Some New Clarity Regarding Discrimination Claims
The law provides clarity for Massachusetts courts dealing with gender identity claims. In the past, the Massachusetts Commission Against Discrimination and some state Superior Court judges concluded that gender identity claims were protected under the Massachusetts Fair Employment Practices Act (M.G.L. c. 151B) under a theory of sex discrimination, while other judges concluded that such claims were not so protected.
Some New Questions Regarding the Law
Some of the practical implications of the new law are unanswered by its terms. If an individual, assigned a male sex at birth identifies in adult life as a woman and wears a dress to work, does an employer have a duty to accommodate that person's request to use the ladies' rest room? Will women co-workers claim that they are being subject to a hostile work environment in such circumstances? Will employers be required to bear the expense of installing a separate, single-stall unisex bathroom to avert this? These are questions that remain unanswered and present practical concerns that employers are likely to grapple with in light of the new law. When faced with these sensitive issues, employers should consider conferring with legal counsel to assist in navigating the new and uncharted waters.

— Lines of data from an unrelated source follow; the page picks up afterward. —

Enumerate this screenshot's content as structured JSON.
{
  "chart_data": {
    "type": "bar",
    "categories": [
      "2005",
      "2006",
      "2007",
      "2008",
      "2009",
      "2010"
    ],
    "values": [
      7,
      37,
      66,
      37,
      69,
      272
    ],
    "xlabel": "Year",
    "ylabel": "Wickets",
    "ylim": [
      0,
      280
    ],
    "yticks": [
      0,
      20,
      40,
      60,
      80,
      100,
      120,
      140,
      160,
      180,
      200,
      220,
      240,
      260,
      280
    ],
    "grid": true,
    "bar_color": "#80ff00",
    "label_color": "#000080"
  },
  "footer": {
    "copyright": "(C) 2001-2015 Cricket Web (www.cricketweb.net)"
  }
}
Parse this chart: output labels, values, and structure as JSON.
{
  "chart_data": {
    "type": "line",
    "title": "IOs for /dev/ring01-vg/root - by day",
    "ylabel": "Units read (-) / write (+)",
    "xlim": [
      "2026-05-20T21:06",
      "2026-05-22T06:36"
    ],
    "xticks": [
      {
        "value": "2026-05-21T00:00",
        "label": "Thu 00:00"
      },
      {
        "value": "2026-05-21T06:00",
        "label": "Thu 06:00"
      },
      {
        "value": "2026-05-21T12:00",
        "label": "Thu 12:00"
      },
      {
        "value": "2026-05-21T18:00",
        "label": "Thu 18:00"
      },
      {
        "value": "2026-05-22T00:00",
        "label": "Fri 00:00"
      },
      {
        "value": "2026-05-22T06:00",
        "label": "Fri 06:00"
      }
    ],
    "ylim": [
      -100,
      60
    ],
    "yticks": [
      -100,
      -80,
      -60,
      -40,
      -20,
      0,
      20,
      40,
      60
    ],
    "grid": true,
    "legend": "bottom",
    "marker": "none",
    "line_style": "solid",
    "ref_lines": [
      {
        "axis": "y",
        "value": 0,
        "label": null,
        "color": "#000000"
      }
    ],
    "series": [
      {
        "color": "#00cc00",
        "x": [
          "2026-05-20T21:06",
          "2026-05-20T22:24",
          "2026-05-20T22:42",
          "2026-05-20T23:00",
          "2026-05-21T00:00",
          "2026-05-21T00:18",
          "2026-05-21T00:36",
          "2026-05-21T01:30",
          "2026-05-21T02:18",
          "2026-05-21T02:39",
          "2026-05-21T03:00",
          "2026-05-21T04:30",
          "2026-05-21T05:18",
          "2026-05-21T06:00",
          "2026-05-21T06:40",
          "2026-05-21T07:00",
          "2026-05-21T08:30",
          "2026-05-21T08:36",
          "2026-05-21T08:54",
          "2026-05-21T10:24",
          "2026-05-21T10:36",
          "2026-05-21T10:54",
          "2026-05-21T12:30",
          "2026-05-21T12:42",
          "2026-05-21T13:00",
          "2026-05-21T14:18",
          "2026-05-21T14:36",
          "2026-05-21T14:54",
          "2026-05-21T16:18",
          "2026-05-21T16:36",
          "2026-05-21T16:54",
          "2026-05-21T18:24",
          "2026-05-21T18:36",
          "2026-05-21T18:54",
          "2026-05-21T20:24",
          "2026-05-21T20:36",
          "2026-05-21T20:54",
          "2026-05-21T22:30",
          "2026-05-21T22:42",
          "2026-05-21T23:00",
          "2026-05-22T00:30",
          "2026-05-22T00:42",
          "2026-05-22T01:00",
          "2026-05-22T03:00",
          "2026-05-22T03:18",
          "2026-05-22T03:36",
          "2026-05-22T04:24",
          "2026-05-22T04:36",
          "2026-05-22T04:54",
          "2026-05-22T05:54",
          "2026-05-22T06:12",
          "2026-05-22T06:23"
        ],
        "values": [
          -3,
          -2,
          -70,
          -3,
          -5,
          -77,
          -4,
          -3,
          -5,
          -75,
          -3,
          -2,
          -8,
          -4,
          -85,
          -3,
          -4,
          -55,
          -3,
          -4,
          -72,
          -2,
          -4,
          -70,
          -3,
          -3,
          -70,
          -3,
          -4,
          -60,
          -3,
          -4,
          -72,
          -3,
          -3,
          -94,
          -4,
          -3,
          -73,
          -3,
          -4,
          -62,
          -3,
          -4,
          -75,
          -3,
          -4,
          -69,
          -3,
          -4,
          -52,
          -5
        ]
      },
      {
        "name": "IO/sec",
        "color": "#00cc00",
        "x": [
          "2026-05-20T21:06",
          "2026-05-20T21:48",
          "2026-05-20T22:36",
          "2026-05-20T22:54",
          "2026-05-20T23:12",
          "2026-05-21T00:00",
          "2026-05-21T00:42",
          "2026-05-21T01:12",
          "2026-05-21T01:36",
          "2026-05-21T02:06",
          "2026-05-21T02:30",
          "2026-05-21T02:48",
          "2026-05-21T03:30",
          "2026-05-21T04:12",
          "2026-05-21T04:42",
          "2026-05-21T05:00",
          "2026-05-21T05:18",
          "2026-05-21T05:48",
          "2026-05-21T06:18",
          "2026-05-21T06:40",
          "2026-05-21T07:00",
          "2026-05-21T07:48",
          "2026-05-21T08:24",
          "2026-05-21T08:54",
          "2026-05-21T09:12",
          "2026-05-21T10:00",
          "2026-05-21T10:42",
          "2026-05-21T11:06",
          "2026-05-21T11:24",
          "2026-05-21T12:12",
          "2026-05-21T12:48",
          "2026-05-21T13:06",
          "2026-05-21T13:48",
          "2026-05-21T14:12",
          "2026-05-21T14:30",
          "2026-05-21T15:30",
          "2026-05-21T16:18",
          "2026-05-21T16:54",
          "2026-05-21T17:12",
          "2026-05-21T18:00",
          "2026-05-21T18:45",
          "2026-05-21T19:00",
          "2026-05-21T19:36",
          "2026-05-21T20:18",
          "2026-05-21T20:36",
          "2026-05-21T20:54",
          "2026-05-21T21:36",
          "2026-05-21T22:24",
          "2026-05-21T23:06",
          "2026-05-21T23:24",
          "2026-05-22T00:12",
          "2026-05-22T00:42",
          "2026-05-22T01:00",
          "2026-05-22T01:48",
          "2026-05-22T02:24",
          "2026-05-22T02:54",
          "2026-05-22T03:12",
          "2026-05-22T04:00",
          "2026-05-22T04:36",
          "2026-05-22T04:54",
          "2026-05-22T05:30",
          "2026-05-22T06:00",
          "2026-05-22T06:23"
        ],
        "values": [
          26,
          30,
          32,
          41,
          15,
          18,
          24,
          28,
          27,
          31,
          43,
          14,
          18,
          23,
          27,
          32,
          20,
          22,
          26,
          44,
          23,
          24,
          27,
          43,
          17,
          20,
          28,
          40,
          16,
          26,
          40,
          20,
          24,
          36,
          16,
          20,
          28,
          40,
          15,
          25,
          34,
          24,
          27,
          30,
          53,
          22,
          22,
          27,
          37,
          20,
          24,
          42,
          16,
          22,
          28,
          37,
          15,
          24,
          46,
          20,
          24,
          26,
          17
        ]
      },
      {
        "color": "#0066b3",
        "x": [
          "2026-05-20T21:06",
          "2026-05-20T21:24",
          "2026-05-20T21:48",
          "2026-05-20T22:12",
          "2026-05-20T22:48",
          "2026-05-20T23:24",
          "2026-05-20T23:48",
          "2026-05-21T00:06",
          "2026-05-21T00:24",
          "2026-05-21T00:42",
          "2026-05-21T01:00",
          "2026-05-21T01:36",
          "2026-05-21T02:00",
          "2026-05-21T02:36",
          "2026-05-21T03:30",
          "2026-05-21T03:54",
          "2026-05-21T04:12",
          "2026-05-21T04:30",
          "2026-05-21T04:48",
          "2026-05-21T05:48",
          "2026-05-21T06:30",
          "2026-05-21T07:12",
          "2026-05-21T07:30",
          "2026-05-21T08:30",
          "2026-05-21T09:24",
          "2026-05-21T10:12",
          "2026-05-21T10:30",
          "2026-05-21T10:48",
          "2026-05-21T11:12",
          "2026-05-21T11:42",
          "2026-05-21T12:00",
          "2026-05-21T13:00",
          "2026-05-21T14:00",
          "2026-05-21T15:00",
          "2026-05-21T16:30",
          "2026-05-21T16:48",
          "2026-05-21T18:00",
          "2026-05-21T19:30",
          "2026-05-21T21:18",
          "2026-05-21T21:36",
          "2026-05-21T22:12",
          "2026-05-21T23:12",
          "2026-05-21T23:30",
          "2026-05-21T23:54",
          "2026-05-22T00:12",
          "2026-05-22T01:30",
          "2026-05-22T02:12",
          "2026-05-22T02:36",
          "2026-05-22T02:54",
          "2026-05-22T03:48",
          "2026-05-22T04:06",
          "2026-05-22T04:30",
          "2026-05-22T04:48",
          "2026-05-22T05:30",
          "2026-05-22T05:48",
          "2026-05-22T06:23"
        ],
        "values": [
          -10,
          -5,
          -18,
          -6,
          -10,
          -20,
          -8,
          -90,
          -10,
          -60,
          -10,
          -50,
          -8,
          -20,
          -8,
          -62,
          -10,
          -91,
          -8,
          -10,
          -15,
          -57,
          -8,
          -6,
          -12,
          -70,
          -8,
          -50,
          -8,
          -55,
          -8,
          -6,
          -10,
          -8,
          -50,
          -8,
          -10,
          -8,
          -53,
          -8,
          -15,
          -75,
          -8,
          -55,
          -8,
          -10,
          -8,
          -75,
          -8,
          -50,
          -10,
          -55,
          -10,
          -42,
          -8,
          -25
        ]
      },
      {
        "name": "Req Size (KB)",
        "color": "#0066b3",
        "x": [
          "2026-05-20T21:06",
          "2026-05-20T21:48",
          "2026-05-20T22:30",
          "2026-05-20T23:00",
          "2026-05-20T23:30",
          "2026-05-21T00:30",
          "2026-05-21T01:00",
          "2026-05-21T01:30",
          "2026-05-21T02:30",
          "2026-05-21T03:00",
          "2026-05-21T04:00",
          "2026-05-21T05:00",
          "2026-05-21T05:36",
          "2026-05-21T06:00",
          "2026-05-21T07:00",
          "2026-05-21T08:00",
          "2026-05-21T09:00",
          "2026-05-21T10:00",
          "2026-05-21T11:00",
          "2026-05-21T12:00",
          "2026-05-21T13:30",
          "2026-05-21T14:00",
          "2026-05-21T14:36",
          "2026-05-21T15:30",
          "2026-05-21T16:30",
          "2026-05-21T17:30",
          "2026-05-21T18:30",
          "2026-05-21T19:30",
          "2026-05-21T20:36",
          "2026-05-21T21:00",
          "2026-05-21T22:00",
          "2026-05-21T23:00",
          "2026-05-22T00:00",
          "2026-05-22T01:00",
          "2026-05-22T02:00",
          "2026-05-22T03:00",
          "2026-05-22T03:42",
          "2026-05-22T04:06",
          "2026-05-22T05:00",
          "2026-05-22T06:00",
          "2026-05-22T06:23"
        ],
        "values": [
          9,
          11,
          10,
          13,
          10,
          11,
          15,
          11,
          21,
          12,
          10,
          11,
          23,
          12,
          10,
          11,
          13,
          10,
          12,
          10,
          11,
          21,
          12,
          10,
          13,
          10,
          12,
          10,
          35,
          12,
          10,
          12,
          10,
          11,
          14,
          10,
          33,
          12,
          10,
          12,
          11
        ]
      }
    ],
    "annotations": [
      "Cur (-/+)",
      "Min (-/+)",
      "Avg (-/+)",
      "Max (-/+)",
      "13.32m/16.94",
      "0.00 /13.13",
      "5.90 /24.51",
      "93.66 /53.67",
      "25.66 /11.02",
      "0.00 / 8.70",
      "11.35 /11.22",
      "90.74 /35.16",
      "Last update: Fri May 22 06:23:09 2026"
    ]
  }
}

Steps Employers in Massachusetts Should Consider
- Employers may want to amend policies regarding equal employment and policies regarding discrimination and harassment prevention to address gender identity bias;
- Employers should include gender identity as part of their discrimination and harassment prevention training, as sensitivity to gender expression may be something that has not been addressed in the past; and
- Employers should examine policies regarding dress codes and bathroom usage to determine whether revisions should be made. As noted above, the law does not on its face provide guidance on whether an employer can by policy require an employee to use the bathroom that corresponds with his or her biological sex. Some employers are adopting policies that allow their employees to use the bathroom that corresponds to either the bathroom the employee is most comfortable using or the bathroom that corresponds to the employee’s gender presentation at the time.
Employers may want to address any issues raised by this statute with legal counsel to ensure compliance with the new statute.